Gê Viana
Texto
Geane Viana de Sousa (Santa Luzia, Maranhão, 1986). Fotógrafa, performer, pesquisadora. Suas obras são marcadas pela crítica à cultura hegemônica e pelo uso de diversas técnicas artísticas, como a fotografia, a colagem e o "pixo"1
Nascida no povoado Centro de Dede, em Santa Luzia (Maranhão), cresce na divisa entre as regiões Norte e Nordeste, rodeada por territórios e culturas indígenas: o Caru e o Alto Turiaçu, habitado pelas etnias Awa Guajá, Ka'apor e Tembé.
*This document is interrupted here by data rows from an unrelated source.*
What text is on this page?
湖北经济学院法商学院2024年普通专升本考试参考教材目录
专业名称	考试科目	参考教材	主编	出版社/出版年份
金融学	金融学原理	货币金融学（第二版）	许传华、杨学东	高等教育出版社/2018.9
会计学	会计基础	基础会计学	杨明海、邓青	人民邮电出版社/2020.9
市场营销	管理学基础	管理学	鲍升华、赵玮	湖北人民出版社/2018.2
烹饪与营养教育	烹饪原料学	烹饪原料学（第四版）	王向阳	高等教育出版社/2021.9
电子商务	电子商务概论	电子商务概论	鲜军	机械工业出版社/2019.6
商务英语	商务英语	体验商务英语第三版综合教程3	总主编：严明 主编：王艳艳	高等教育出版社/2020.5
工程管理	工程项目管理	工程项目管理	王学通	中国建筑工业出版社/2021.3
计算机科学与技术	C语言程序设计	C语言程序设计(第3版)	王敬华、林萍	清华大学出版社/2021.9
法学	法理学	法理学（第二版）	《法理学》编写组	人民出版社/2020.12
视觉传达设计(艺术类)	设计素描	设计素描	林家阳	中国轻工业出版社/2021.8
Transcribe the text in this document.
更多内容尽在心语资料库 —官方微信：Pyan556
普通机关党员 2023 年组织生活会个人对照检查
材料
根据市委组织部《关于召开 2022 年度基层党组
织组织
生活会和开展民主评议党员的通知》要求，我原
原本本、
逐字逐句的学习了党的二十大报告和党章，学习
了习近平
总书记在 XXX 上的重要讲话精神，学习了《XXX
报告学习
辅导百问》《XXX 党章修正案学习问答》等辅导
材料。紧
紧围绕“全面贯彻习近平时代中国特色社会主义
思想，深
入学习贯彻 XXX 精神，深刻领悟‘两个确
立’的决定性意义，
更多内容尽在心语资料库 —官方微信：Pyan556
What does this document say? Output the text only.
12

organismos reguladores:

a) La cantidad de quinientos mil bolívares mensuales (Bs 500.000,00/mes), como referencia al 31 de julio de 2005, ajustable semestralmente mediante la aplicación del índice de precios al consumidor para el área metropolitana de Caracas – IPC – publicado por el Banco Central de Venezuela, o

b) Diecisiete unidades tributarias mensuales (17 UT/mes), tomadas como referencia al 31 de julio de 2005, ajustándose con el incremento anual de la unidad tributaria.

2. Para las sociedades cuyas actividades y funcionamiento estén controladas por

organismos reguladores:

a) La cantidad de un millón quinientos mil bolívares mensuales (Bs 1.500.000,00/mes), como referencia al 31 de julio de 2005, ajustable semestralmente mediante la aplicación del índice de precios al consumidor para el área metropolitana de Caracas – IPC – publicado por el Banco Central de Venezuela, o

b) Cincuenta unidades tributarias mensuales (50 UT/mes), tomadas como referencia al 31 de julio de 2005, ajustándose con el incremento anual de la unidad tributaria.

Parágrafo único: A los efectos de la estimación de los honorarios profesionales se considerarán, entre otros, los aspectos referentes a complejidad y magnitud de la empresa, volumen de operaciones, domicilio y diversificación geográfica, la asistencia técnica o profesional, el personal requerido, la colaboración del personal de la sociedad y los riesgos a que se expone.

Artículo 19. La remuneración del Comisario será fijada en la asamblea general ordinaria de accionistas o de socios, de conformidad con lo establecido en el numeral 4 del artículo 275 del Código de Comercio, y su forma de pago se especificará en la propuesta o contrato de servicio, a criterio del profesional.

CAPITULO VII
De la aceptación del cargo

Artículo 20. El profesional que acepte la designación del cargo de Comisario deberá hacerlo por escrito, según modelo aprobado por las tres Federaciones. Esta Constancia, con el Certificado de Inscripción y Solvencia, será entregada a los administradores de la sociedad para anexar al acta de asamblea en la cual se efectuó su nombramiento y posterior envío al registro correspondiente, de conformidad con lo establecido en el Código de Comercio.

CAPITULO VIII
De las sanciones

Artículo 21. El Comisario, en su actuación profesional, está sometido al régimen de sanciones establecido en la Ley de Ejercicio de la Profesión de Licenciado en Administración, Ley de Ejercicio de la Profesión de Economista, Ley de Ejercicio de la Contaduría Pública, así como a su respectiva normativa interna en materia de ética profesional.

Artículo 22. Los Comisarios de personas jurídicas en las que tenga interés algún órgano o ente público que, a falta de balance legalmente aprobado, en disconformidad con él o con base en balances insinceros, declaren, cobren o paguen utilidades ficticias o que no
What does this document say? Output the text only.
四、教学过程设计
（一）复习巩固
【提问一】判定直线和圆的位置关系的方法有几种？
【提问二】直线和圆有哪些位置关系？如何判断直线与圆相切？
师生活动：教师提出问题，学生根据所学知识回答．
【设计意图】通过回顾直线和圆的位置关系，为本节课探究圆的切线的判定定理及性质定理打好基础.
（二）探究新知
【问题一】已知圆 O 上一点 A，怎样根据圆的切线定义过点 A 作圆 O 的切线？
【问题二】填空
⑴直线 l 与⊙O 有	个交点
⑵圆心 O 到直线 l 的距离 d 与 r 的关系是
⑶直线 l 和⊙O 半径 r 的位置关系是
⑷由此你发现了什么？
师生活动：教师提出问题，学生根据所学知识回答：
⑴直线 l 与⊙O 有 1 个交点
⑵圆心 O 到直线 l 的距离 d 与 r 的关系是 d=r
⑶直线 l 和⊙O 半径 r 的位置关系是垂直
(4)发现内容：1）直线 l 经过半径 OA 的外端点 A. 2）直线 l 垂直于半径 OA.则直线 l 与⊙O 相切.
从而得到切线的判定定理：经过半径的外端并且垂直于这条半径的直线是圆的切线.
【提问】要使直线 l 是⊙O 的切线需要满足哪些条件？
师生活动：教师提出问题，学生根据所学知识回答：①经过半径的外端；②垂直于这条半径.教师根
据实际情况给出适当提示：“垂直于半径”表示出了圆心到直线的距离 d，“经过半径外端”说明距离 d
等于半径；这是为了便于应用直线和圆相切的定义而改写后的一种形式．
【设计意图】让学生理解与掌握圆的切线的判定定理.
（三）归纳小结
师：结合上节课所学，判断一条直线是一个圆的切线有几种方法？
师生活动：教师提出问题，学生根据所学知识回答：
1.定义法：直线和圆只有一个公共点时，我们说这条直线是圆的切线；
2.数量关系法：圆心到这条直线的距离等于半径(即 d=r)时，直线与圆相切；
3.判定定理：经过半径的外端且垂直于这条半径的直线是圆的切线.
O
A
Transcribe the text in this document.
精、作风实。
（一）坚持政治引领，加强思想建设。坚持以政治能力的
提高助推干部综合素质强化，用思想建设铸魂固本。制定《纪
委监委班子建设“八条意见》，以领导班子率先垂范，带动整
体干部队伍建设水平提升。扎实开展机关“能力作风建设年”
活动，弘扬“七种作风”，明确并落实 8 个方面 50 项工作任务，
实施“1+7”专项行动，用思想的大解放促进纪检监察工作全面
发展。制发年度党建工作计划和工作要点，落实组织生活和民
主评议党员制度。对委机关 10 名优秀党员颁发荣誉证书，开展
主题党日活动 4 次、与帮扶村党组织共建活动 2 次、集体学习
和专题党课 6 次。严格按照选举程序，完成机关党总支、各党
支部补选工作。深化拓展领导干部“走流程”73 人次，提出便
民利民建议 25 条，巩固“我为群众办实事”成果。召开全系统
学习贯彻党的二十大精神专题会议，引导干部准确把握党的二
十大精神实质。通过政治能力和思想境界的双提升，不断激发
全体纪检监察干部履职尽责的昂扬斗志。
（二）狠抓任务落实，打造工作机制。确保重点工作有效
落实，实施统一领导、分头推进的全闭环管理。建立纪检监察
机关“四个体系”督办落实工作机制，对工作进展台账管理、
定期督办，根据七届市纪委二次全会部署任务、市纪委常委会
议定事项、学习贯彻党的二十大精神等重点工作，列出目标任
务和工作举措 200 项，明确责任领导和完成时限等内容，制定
Caçula de dois irmãos, filha de agricultor e empregada doméstica, aos 12 anos migra com a família para a capital maranhense.
Forma-se no Centro de Artes Cênicas do Maranhão e começa a ministrar oficinas e a participar de espetáculos como intérprete, criadora e produtora. Desde jovem, transita pelo mundo da pichação. Sua relação com essa expressão artística se mostra ora na tentativa de ocupar diretamente as ruas da cidade, ora incorporando a técnica na produção de obras destinadas a espaços expositivos tradicionais.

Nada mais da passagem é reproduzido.